When we want to transfer DAI from NEAR back to Ethereum, the process happens in reverse, i.e. rather than locking 20 DAI in NEAR, we destroy them—known as "burning"—and then we provide the "proof" of that burn to the Connector running on Ethereum. Having access to the NEAR blocks in the LiteNode running on Ethereum, it validates our proof, and releases 20 DAI from its vault and sends them to our wallet!
And that, in a nutshell, is how the Rainbow Bridge works! It's the only Ethereum bridge in crypto that works this way, currently—allowing you to permissionlessly transfer assets between Ethereum, NEAR—and soon, Aurora—without having to put any trust in third parties.
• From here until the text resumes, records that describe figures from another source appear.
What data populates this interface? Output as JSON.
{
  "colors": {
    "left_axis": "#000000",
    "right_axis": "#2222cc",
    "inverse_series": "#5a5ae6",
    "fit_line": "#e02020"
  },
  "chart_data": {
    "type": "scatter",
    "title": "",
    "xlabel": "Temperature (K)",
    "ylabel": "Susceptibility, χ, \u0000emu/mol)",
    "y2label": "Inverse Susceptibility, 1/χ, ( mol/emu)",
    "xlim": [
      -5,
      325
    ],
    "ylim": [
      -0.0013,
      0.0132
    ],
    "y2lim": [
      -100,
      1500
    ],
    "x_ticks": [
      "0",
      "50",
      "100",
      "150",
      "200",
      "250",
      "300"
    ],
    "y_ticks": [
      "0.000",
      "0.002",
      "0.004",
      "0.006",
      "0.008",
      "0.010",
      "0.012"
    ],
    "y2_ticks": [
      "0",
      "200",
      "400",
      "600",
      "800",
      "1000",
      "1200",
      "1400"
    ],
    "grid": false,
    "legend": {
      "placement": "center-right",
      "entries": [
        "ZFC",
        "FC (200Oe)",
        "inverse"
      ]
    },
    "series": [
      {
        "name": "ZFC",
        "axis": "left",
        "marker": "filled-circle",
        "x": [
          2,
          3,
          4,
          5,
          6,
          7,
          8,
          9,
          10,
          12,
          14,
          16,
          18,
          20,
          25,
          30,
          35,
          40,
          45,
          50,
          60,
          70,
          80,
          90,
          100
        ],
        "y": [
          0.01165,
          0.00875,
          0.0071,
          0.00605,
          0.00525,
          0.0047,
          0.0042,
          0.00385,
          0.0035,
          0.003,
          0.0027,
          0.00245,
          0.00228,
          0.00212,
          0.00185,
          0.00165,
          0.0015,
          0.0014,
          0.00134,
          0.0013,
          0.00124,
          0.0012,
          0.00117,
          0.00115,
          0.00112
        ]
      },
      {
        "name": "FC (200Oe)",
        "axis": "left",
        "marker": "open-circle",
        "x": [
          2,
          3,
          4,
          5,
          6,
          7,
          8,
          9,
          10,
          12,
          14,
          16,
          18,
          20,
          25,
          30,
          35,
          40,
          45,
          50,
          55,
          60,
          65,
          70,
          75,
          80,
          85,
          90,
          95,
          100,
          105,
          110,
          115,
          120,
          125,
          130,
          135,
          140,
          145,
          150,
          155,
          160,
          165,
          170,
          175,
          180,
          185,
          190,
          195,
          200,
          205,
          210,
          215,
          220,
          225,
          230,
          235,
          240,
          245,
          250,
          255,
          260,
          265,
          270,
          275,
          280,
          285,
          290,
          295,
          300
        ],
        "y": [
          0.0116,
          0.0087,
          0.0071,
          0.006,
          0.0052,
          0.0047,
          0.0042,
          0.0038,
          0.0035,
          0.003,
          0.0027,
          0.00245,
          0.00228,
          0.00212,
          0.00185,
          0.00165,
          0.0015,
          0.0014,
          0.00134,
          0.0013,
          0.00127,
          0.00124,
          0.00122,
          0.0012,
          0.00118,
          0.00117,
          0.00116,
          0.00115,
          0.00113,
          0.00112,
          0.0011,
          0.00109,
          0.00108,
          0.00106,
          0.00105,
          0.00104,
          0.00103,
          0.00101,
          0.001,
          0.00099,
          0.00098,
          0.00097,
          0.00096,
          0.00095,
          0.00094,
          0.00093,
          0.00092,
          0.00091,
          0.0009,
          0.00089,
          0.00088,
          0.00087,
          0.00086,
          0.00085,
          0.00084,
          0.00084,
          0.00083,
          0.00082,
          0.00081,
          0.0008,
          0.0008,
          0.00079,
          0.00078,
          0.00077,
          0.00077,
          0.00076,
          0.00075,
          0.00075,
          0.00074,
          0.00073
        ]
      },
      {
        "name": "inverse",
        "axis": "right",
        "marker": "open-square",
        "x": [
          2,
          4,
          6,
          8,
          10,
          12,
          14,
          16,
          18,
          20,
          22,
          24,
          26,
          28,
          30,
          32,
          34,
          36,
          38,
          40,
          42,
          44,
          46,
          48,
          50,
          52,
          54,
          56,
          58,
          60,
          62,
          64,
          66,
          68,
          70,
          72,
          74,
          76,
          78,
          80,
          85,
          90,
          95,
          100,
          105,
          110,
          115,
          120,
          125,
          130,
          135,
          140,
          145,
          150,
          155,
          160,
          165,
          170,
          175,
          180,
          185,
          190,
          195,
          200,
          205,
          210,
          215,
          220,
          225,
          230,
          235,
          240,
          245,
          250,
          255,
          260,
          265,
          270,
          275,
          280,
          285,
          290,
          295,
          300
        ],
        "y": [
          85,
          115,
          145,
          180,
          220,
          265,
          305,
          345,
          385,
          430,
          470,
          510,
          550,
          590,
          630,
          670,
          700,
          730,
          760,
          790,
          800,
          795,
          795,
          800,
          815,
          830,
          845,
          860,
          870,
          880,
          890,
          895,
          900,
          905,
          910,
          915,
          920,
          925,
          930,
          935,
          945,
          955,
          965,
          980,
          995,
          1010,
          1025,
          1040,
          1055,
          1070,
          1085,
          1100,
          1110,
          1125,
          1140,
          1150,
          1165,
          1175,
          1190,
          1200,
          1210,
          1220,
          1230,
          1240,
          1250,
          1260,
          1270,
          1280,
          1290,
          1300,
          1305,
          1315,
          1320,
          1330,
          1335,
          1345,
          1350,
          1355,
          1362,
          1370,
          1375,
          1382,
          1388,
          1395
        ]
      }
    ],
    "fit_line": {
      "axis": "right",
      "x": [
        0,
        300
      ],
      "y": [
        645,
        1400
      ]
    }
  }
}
Very cool!
Other bits and pieces
Here's some interesting notes to go along with that overview:
- Since the NEAR-to-Ethereum Relayer only sends NEAR block headers to the Ethereum LiteNode every 16 hours, there's a 16 hour delay between steps one and two when moving tokens in that direction. (Remember, this is because Ethereum gas fees make it prohibitively expensive for the Relayer to update the LiteNode on every block.) There are a number of approaches that would allow us to reduce this delay, and the team is actively working on that.
- On NEAR, the LiteNode stores all past Ethereum block headers. In order that storage space doesn't get out of hand, the LiteNode "prunes" (deletes) blocks older than about two weeks. This means if you start a transfer from Ethereum to NEAR, and go on vacation for three weeks between steps one and two, you won't be able to complete your transfer, because the Ethereum data stored NEAR necessasry to verify your "proof" would have been deleted!
- An interesting property of the NEAR block header design, is that with a single block header, we can compute the history of past blocks for quite a long period. So in theory, the LiteNode on Ethereum only needs a single NEAR block; however, we keep them because the gas costs needed to perform pruning would basically be a waste of resources.
- The team that created the Rainbow Bridge is the same that created Aurora—the NEAR EVM. Since that team has spun-out into its own entity, the Rainbow Bridge will come under its management for operations, maintenance and future evolution.
- The Aurora team are working on "auto-finalization" for the Rainbow Bridge, so that you will no longer have to manually initiate step two of these transfers. This will be very convenient for users (and meaning that you could start your Ethereum to NEAR transfer and then go on vacation!)
Although some technical details have been simplified, you now have a fundamental understanding of how the Rainbow Bridge works!